Hello,
I'm getting an annoying bug with the rustfmt bundled within RLS. When the formatting tries to reorder "use" declarations, it stomps over other use declarations!
Artificial Example:
Before:
use num_derive::FromPrimitive;
use num_traits::FromPrimitive;
use core::any::Any;
After:
use core::any::Any;
use num_traits::FromPrimitive;
This problem wasn't happening in my previous nightly version (mid March version - I've lost the exact version). It only started happening when I had recently updated my nightly. Furthermore, this does _not_ happen when I format through the command line via "cargo fmt". It also does not happen on the stable branch.

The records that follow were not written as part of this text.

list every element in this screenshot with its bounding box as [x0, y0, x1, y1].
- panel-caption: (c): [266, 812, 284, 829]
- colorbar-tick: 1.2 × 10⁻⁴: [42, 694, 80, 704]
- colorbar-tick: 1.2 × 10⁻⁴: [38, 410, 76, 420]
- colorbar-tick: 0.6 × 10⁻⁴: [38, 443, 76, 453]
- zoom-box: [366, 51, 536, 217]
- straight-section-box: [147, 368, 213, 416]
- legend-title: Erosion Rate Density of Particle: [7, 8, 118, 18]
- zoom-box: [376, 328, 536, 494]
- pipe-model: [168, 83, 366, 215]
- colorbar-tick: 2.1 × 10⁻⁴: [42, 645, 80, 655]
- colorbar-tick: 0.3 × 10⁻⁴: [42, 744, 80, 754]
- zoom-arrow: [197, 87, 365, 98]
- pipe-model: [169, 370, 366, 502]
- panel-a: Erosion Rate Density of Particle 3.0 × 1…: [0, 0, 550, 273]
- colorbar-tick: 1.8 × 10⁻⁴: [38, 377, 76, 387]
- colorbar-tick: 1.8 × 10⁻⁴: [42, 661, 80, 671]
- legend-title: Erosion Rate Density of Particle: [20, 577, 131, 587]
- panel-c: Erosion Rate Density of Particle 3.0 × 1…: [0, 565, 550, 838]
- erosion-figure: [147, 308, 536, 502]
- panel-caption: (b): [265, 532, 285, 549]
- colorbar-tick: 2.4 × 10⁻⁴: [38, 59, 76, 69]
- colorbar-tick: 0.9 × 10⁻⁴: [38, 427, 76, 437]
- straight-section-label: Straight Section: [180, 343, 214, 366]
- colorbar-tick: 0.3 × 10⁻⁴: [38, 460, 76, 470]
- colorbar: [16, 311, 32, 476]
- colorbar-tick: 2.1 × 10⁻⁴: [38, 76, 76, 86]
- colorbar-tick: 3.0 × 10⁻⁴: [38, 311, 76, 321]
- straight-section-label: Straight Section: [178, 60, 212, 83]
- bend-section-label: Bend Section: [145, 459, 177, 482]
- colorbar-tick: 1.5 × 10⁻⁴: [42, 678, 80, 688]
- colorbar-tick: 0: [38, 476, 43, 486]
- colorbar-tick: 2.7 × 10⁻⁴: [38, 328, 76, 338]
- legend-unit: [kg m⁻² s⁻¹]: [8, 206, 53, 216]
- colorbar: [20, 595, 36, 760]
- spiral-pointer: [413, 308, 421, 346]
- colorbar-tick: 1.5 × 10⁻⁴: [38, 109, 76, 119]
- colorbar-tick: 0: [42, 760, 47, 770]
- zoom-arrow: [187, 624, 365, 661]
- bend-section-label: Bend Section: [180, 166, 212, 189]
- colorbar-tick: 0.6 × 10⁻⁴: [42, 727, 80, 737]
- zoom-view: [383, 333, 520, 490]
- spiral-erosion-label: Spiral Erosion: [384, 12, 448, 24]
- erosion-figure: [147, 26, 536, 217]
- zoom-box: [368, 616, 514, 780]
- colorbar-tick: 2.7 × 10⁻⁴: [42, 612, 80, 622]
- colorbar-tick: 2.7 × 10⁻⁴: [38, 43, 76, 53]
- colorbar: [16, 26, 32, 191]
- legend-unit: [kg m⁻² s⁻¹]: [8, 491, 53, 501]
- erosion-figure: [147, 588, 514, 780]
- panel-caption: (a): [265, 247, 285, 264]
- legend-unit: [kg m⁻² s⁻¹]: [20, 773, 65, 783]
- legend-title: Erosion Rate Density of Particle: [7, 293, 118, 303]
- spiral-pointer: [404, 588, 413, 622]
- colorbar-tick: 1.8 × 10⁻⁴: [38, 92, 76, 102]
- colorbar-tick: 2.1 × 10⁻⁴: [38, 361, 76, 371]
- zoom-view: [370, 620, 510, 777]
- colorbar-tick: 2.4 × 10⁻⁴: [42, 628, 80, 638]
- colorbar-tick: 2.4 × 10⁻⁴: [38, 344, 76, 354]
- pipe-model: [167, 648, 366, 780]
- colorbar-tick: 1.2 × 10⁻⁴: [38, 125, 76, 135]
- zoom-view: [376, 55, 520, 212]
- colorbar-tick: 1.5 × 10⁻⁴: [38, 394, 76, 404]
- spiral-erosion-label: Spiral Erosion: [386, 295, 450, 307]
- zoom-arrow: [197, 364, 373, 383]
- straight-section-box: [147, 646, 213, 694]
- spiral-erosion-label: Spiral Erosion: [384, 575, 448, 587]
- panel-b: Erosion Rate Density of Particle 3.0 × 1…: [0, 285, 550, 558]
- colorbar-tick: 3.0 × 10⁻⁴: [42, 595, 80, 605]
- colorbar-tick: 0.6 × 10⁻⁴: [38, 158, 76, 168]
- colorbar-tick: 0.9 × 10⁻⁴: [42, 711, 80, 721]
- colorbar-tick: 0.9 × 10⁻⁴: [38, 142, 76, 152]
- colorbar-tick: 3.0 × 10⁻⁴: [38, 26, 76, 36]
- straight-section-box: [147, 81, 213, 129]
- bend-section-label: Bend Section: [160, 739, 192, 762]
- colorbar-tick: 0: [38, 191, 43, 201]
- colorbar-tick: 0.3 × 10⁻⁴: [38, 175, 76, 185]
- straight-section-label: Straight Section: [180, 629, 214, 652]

I'm using VSCode with the RLS extension (version 0.6.1). "rust-client.disableRustup": true is set in my workspace configuration.
Rustc version: rustc 1.36.0-nightly (3991285f5 2019-04-25)
Rls version: rls 1.36.0 (20e3268 2019-04-21)
rustfmt.toml:
edition = "2018"
version = "two"
I can reproduce this, too.
Just got this in Corrosion, same rls version as the OP.
In general, formatting seems to have regressed a lot since "differential" formatting was implemented; there are a few other issues which sprung up recently.
@norru did you experience anything else besides the tabsize regression?
From a quick glance it seems the stomping occurs when there is no change in indentation - if it's missing or the indent is too big the stomping does not occur.
@Xanewok
Would you be so kind as to remind me what the tabSize issue was? I've run into a tabSize issue but it turned out to be an IDE-specific one, and probably expected behaviour. EDIT: is it https://github.com/rust-lang/rls/issues/1438?
This other issue is particularly annoying right now: https://github.com/rust-lang/rls/issues/1397. Also, I've spotted a few instances of the "character":18446744073709551615 bug after it was marked fixed. I've reported them somewhere but I can't find the specific issue right now.
{"jsonrpc":"2.0","id":"56","result":[{"range":{"start":{"line":5,"character":0},"end":{"line":5,"character":18446744073709551615}},"newText":"use gtk::traits::*;"}]}
It's not just use declarations, it's just about anything that gets in the way when things are being reordered.
For example, this:
use std::fmt;
use std::error;
fn main() {
println!("Hello, world!");
}
becomes this: (note the blank line at the top as well)
use std::error;
use std::fmt;
println!("Hello, world!");
}
As already noted by others, this doesn't happen with rustfmt when it's run on its own from the same nightly version.
I've also seen it eat things when changing indentation.
This:
fn foo() {
{
println!("foo");
}
}
fn bar() {
println!("Hello, world!");
}
Becomes this:
fn foo() {
{
println!("foo");
}
}
println!("Hello, world!");
}
For whatever reason, the inner brackets in fn foo() are necessary to trigger the behavior.
$ rustfmt --version
rustfmt 1.2.2-nightly (5274b49 2019-04-24)
$ rls --version
rls 1.36.0 (20e3268 2019-04-21)
$ rustup show
...
active toolchain
----------------
nightly-2019-05-04-x86_64-unknown-linux-gnu (default)
rustc 1.36.0-nightly (a3404557c 2019-05-03)
Still happening with nightly, versions:
$ rls --version
rls 1.36.0 (5b8e99b 2019-05-01)
$ rustc --version
rustc 1.36.0-nightly (7158ed9cb 2019-05-15)
It's fixed in RLS master, it just needs to make its way to the main rust repository. If you'll notice, the rls version you're using is from 2019-05-01 and the issue was fixed 2019-05-14 (ish).
Ok, if it as expected, I'll just wait a bit longer :)
Is there any chance of getting this fixed in the 1.35 branch?
No chance for the current stable unfortunately but I'd say this might have a shot to make it to beta.